Monsieur Batignole

 
Un film de Gérard Jugnot

France. 2002. Scénario : Gérard Jugnot et Philippe Lopes-Curval. Photo : Gérard Simon. Musique : Khalil Chahine. Production : Olivier Granier, Dominique Farrugia et Gérard Jugnot. Durée : 1 h 40.

Avec Gérard Jugnot, Jules Sitruk, Michèle Garcia, Jean-Paul Rouve...
 
Batignole simple charcutier traiteur.
Paris. 1942. Monsieur Batignole est charcutier. Il subit la cupidité et l'arrogance haineuse de sa femme déçue d'avoir épousé un minable, l'antisémitisme chevronné de son futur gendre qui squatte chez lui, la guerre, l'occupation…Quand la famille juive du dessus est dénoncée par le dit gendre, il ne bronche pas. Son infamie et sa lâcheté vont lui revenir au visage, incarné par le petit Simon, le fils de la famille raflée, qui a réussit à s'échapper. Devant l'imminence de sa perte, Edmond Batignole tentera de l'aider à retrouver ses parents…

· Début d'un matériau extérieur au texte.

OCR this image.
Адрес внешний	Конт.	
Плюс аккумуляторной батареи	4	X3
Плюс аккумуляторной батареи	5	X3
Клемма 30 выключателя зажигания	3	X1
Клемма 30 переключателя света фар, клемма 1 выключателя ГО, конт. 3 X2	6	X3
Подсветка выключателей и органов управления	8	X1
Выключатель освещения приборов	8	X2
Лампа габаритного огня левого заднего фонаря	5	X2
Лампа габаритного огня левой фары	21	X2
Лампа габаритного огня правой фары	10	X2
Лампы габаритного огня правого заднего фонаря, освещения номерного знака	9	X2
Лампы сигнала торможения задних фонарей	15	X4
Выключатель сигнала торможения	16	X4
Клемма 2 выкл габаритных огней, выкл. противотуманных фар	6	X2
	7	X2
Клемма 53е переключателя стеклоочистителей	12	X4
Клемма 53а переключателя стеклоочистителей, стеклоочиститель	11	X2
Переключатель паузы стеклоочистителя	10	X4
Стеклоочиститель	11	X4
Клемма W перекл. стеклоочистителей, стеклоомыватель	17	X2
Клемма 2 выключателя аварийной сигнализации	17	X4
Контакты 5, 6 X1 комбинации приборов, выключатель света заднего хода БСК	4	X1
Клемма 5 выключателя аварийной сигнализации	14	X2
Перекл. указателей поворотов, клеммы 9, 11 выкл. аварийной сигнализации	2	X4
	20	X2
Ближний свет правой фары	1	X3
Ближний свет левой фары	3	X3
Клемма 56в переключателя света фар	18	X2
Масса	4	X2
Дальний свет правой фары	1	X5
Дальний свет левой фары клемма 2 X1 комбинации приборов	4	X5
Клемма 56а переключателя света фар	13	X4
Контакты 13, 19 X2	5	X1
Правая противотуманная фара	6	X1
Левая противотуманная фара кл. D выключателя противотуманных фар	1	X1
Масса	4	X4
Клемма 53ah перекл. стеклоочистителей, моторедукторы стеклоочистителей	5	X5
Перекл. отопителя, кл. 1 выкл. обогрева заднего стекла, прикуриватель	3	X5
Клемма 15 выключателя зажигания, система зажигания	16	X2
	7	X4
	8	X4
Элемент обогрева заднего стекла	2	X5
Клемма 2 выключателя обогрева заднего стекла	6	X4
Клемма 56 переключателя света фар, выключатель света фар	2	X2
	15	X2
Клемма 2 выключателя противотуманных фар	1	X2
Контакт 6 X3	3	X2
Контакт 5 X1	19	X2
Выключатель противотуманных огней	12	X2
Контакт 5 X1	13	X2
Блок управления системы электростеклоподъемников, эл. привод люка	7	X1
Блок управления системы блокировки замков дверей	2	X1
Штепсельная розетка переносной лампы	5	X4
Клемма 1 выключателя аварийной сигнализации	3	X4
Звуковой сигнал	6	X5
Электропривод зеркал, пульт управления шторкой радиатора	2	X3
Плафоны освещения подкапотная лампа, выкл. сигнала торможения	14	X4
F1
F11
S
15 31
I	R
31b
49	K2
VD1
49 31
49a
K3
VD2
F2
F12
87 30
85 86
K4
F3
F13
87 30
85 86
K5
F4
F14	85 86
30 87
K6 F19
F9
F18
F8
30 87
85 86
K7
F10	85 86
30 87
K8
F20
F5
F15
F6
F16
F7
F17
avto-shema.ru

Une époque (pas très) formidable.
Combien de films ont traité de cette époque ? La Seconde Guerre mondiale, l'occupation, l'antisémitisme ? Des centaines. Alors quel intérêt a Gérard Jugnot de se pencher sur cette époque ? On devinera, pour légitimer la question, qu'il opère un parallèle entre l'attitude laxiste et non concernée, voire égoïstement passive, des gens de l'époque et ceux d'aujourd'hui.

 
Le film s'ouvre sur le vol de quelques jambons. Le gendre (Jean-paul Rouve, un peu trop convenu) trouve rapidement des boucs émissaires. Et ce qui importe à Edmond Batignole, ce ne sont que ses jambons. Il n'est pas au courant de ce qui se passe ou s'il l'est, il ne le croit pas, il ne veut pas le croire. Batignole est un lâche, un pusillanime subissant tout, qui ne veut, après avoir fait la guerre de 14, plus avoir à combattre quoi que ce soit. La moindre de ses velléités de rébellion se trouve à chaque fois réduite à néant : lorsqu'il refuse à sa femme d'aménager dans le grand appartement de ses voisins déportés, le plan suivant nous montre les déménageurs (français) installant les meubles dans les lieux.
Même lorsque l'enfant juif sonne à sa porte en pleine réception germanisée, il lui demande de s'en aller pour ne pas avoir de problèmes. Et s'il le cache, ce n'est que par la force des choses. Mais là, toute son infâme lâcheté va lui être crachée au visage : "Qu'est-ce que vous faîtes chez moi ? ". En le cachant à ses collabos de femme et de gendre (mais aussi à sa fille, qui profite de la situation pour vivre correctement), il va prendre conscience de sa passivité abusive et de sa vie ratée. Ainsi, s'il tente d'aider Simon, c'est pour fuir son environnement répressif à tous les niveaux. Il va se rendre utile.
 

"Monsieur Batignole " est un film relativement émouvant dans la mesure où les personnages, souvent théâtraux, tracent une ébauche de vérité que l'on n'a pas de mal à discerner. Même si le scénario choisit parfois la voie de la facilité au détriment de la crédibilité (le meurtre du gendre, l'évasion du commissariat…). On ressent tout l'effort de stylisation dans la mise en scène et les décors. L'un comme l'autre, ils confèrent à chaque scène une valeur historique et contextuelle amplifiée, comme un miroir déformant tendu à nos contemporains. Ils rappellent souvent le théâtre (caractères archétypaux, vêtements et lieux typiques…) mais on comprend cela venu d'un membre du Splendid. Le jeu de Gérard Jugnot émeut, sans friser la performance pour autant, mais évite ses excès comiques qu'il avait l'habitude de fourrer partout (confère ses cris de porc).
"Monsieur Batignole " est un film familial, agréable et émouvant, mais plutôt délébile une fois la lumière de la salle allumée.